SINGAPORE - The ringgit stayed near a pre-peg 17-year low on Monday after news Malaysia' foreign exchange reserves fell below US$100 billion (S$138 billion) threshold, raising doubts over the currency's ability to withstand further political fallout and low commodity prices.
The ringgit stood at 3.9245 per dollar as of 0109 GMT, compared to the previous close of 3.9220.
The currency on Friday hit 3.9280, its weakest since Sept 2 1998, the day before the government pegged it at 3.8000 per dollar to put a floor under the currency during the Asian financial crisis.
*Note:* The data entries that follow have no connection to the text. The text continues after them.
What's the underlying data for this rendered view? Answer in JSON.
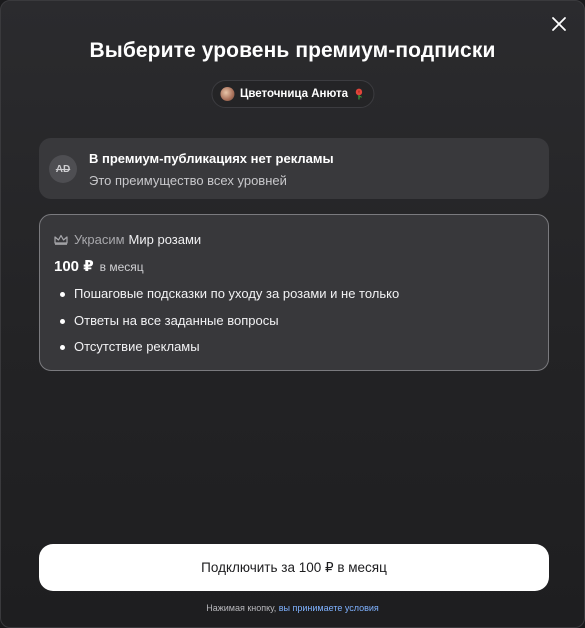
{
  "dialog": {
    "title": "Выберите уровень премиум-подписки",
    "close_icon": "close-icon"
  },
  "author": {
    "name": "Цветочница Анюта",
    "avatar_icon": "avatar",
    "badge_icon": "rose-icon"
  },
  "adfree": {
    "icon": "no-ads-icon",
    "icon_label": "AD",
    "title": "В премиум-публикациях нет рекламы",
    "subtitle": "Это преимущество всех уровней"
  },
  "tier": {
    "icon": "crown-icon",
    "prefix": "Украсим",
    "name": "Мир розами",
    "price": "100 ₽",
    "period": "в месяц",
    "benefits": [
      "Пошаговые подсказки по уходу за розами и не только",
      "Ответы на все заданные вопросы",
      "Отсутствие рекламы"
    ]
  },
  "action": {
    "subscribe_label": "Подключить за 100 ₽ в месяц",
    "terms_prefix": "Нажимая кнопку,",
    "terms_link": "вы принимаете условия"
  },
  "colors": {
    "background": "#232325",
    "card": "#39393c",
    "link": "#7fb2ff",
    "button": "#ffffff"
  }
}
Malaysia lifted the peg in 2005.
Malaysia's international reserves fell to US$96.7 billion as of July 31 from US$100.5 billion on July 15, the central bank data showed on Friday. "It now becomes a question of when does the bleeding stop?" asked Stephen Innes, senior trader for FX broker Oanda in Singapore. "No doubt BNM (Bank Negara Malaysia) will continue to sell USD to temper the move higher but at what cost can they to do so as further drops in reserves will likely accelerate the move higher."
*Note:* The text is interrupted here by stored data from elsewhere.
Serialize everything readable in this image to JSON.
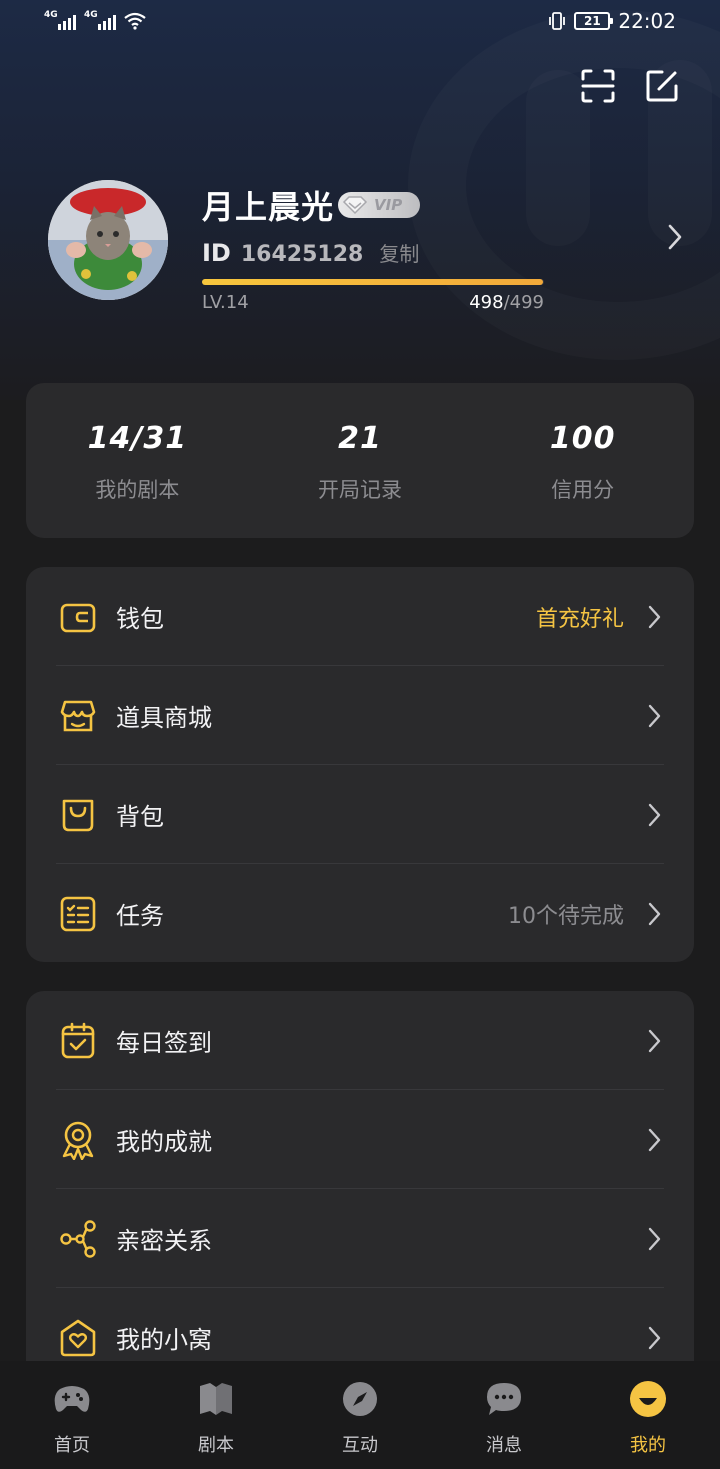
{
  "status_bar": {
    "network1": "4G",
    "network2": "4G",
    "battery": "21",
    "time": "22:02"
  },
  "header": {
    "scan_icon": "scan-icon",
    "edit_icon": "edit-icon"
  },
  "profile": {
    "name": "月上晨光",
    "vip_label": "VIP",
    "id_label": "ID",
    "id_value": "16425128",
    "copy_label": "复制",
    "level": "LV.14",
    "exp_current": "498",
    "exp_total": "/499",
    "exp_progress": 0.998
  },
  "stats": [
    {
      "value": "14/31",
      "label": "我的剧本"
    },
    {
      "value": "21",
      "label": "开局记录"
    },
    {
      "value": "100",
      "label": "信用分"
    }
  ],
  "menu_group_1": [
    {
      "label": "钱包",
      "right": "首充好礼",
      "icon": "wallet-icon"
    },
    {
      "label": "道具商城",
      "right": "",
      "icon": "store-icon"
    },
    {
      "label": "背包",
      "right": "",
      "icon": "bag-icon"
    },
    {
      "label": "任务",
      "right": "10个待完成",
      "icon": "task-list-icon"
    }
  ],
  "menu_group_2": [
    {
      "label": "每日签到",
      "icon": "checkin-icon"
    },
    {
      "label": "我的成就",
      "icon": "medal-icon"
    },
    {
      "label": "亲密关系",
      "icon": "share-nodes-icon"
    },
    {
      "label": "我的小窝",
      "icon": "heart-home-icon"
    }
  ],
  "bottom_nav": [
    {
      "label": "首页",
      "icon": "gamepad-icon"
    },
    {
      "label": "剧本",
      "icon": "book-icon"
    },
    {
      "label": "互动",
      "icon": "compass-icon"
    },
    {
      "label": "消息",
      "icon": "chat-bubble-icon"
    },
    {
      "label": "我的",
      "icon": "smile-face-icon"
    }
  ],
  "colors": {
    "accent": "#f5c443",
    "card_bg": "#2a2a2c",
    "page_bg": "#1c1c1d"
  }
}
The central bank has been selling dollars and buying ringgit since June in an attempt to stem the ringgit's slide, traders said, but the ringgit has still been Asia's worst-performing currency this year, losing some 11 percent of its value against the US dollar.
The ringgit has been under pressure from sliding commodity prices, and its declines accelerated after a graft scandal linked to Prime Minister Najib Razak and the indebted 1MDB state fund.
The ringgit's weakness has hit foreigners' appetite for local bonds, with five-year government bond yields rising to 3.856 percent, the highest level since Jan. 16.